Applying the Fundamental Theorem of Calculus with derivatives

Question

Following the next exercise.
Given a function $g$ continuous for all $x$ which $g(1)=5$ and $\int_{0}^{1}g(t)dt=2$. Let $f(x)=\frac{1}{2} \int_{0}^{x}(x-t)^2g(t)dt$. Prove that: $$f'(x) = x \int_{0}^{x}g(t)dt - \int_{0}^{x}g(t)dt$$
Proof (attempt): First of all, we have that $f(x) = [...]$ so, by the product rule for derivatives we've got: $$f' (x)= (0)(f(x)) + {\frac{1}{2}}{\int_{0}^{x}(x-t)^2g(t)dt}'$$ Then, I was trying to apply integration by parts to compute the integral or at least leave it in terms of g, but that led me to nothing.

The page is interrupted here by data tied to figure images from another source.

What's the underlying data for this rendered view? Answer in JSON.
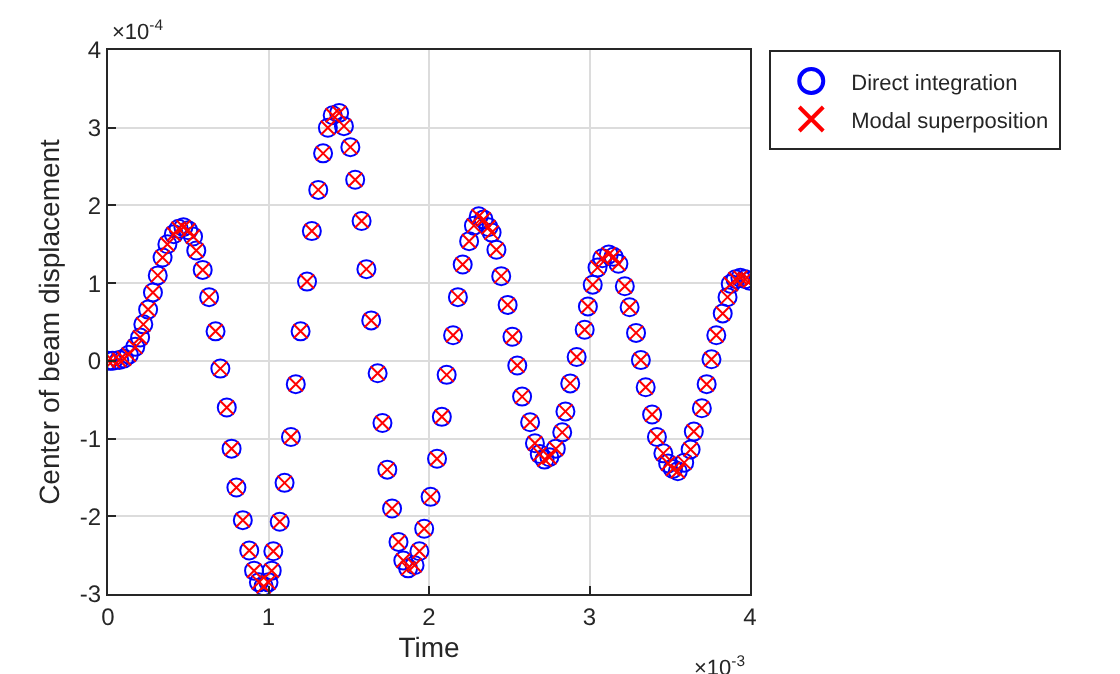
{
  "chart_data": {
    "type": "scatter",
    "xlabel": "Time",
    "ylabel": "Center of beam displacement",
    "x": [
      0,
      0.03,
      0.07,
      0.1,
      0.13,
      0.17,
      0.2,
      0.22,
      0.25,
      0.28,
      0.31,
      0.34,
      0.37,
      0.41,
      0.44,
      0.47,
      0.5,
      0.53,
      0.55,
      0.59,
      0.63,
      0.67,
      0.7,
      0.74,
      0.77,
      0.8,
      0.84,
      0.88,
      0.91,
      0.94,
      0.97,
      1.0,
      1.02,
      1.03,
      1.07,
      1.1,
      1.14,
      1.17,
      1.2,
      1.24,
      1.27,
      1.31,
      1.34,
      1.37,
      1.4,
      1.44,
      1.47,
      1.51,
      1.54,
      1.58,
      1.61,
      1.64,
      1.68,
      1.71,
      1.74,
      1.77,
      1.81,
      1.84,
      1.87,
      1.91,
      1.94,
      1.97,
      2.01,
      2.05,
      2.08,
      2.11,
      2.15,
      2.18,
      2.21,
      2.25,
      2.28,
      2.31,
      2.34,
      2.37,
      2.39,
      2.42,
      2.45,
      2.49,
      2.52,
      2.55,
      2.58,
      2.63,
      2.66,
      2.69,
      2.72,
      2.75,
      2.79,
      2.83,
      2.85,
      2.88,
      2.92,
      2.97,
      2.99,
      3.02,
      3.05,
      3.08,
      3.12,
      3.15,
      3.18,
      3.22,
      3.25,
      3.29,
      3.32,
      3.35,
      3.39,
      3.42,
      3.46,
      3.49,
      3.52,
      3.55,
      3.59,
      3.63,
      3.65,
      3.7,
      3.73,
      3.76,
      3.79,
      3.83,
      3.86,
      3.88,
      3.91,
      3.94,
      3.97,
      4.0
    ],
    "series": [
      {
        "name": "Direct integration",
        "color": "#0000ff",
        "marker": "circle",
        "values": [
          0,
          0,
          0.01,
          0.03,
          0.08,
          0.18,
          0.3,
          0.47,
          0.66,
          0.88,
          1.1,
          1.33,
          1.5,
          1.63,
          1.7,
          1.72,
          1.68,
          1.6,
          1.42,
          1.17,
          0.82,
          0.38,
          -0.1,
          -0.6,
          -1.13,
          -1.63,
          -2.05,
          -2.44,
          -2.7,
          -2.85,
          -2.9,
          -2.85,
          -2.7,
          -2.45,
          -2.07,
          -1.57,
          -0.98,
          -0.3,
          0.38,
          1.02,
          1.67,
          2.2,
          2.67,
          3.0,
          3.16,
          3.19,
          3.02,
          2.75,
          2.33,
          1.8,
          1.18,
          0.52,
          -0.16,
          -0.8,
          -1.4,
          -1.9,
          -2.33,
          -2.57,
          -2.67,
          -2.63,
          -2.45,
          -2.16,
          -1.75,
          -1.26,
          -0.72,
          -0.18,
          0.33,
          0.82,
          1.24,
          1.54,
          1.74,
          1.86,
          1.82,
          1.72,
          1.65,
          1.43,
          1.09,
          0.72,
          0.31,
          -0.06,
          -0.46,
          -0.79,
          -1.06,
          -1.2,
          -1.27,
          -1.24,
          -1.13,
          -0.92,
          -0.65,
          -0.29,
          0.05,
          0.4,
          0.7,
          0.98,
          1.2,
          1.32,
          1.37,
          1.34,
          1.25,
          0.96,
          0.69,
          0.36,
          0.01,
          -0.34,
          -0.69,
          -0.98,
          -1.19,
          -1.32,
          -1.39,
          -1.42,
          -1.31,
          -1.14,
          -0.91,
          -0.61,
          -0.3,
          0.02,
          0.33,
          0.61,
          0.82,
          0.99,
          1.05,
          1.07,
          1.05,
          1.03
        ]
      },
      {
        "name": "Modal superposition",
        "color": "#ff0000",
        "marker": "cross",
        "values": [
          0,
          0,
          0.01,
          0.03,
          0.08,
          0.18,
          0.3,
          0.47,
          0.66,
          0.88,
          1.1,
          1.33,
          1.5,
          1.63,
          1.7,
          1.72,
          1.68,
          1.6,
          1.42,
          1.17,
          0.82,
          0.38,
          -0.1,
          -0.6,
          -1.13,
          -1.63,
          -2.05,
          -2.44,
          -2.7,
          -2.85,
          -2.9,
          -2.85,
          -2.7,
          -2.45,
          -2.07,
          -1.57,
          -0.98,
          -0.3,
          0.38,
          1.02,
          1.67,
          2.2,
          2.67,
          3.0,
          3.16,
          3.19,
          3.02,
          2.75,
          2.33,
          1.8,
          1.18,
          0.52,
          -0.16,
          -0.8,
          -1.4,
          -1.9,
          -2.33,
          -2.57,
          -2.67,
          -2.63,
          -2.45,
          -2.16,
          -1.75,
          -1.26,
          -0.72,
          -0.18,
          0.33,
          0.82,
          1.24,
          1.54,
          1.74,
          1.86,
          1.82,
          1.72,
          1.65,
          1.43,
          1.09,
          0.72,
          0.31,
          -0.06,
          -0.46,
          -0.79,
          -1.06,
          -1.2,
          -1.27,
          -1.24,
          -1.13,
          -0.92,
          -0.65,
          -0.29,
          0.05,
          0.4,
          0.7,
          0.98,
          1.2,
          1.32,
          1.37,
          1.34,
          1.25,
          0.96,
          0.69,
          0.36,
          0.01,
          -0.34,
          -0.69,
          -0.98,
          -1.19,
          -1.32,
          -1.39,
          -1.42,
          -1.31,
          -1.14,
          -0.91,
          -0.61,
          -0.3,
          0.02,
          0.33,
          0.61,
          0.82,
          0.99,
          1.05,
          1.07,
          1.05,
          1.03
        ]
      }
    ],
    "xlim": [
      0,
      4
    ],
    "xticks": [
      0,
      1,
      2,
      3,
      4
    ],
    "ylim": [
      -3,
      4
    ],
    "yticks": [
      -3,
      -2,
      -1,
      0,
      1,
      2,
      3,
      4
    ],
    "annotations": [
      "×10$^{-4}$",
      "×10$^{-3}$"
    ],
    "grid": true,
    "legend": "top right"
  }
}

So, I don't know what to do. If anyone can help me a little bit, I'd be very grateful.

Answer 1

$$ f(x) = \frac12\int_0^x(x - t)^2 g(t)\,dt = \frac{x^2}2\int_0^x g(t)\,dt - x\int_0^x tg(t)\,dt + \frac12\int_0^x t^2g(t)\,dt, $$ $$f'(x) = x\int_0^x g(t)\,dt - \int_0^x tg(t)\,dt.$$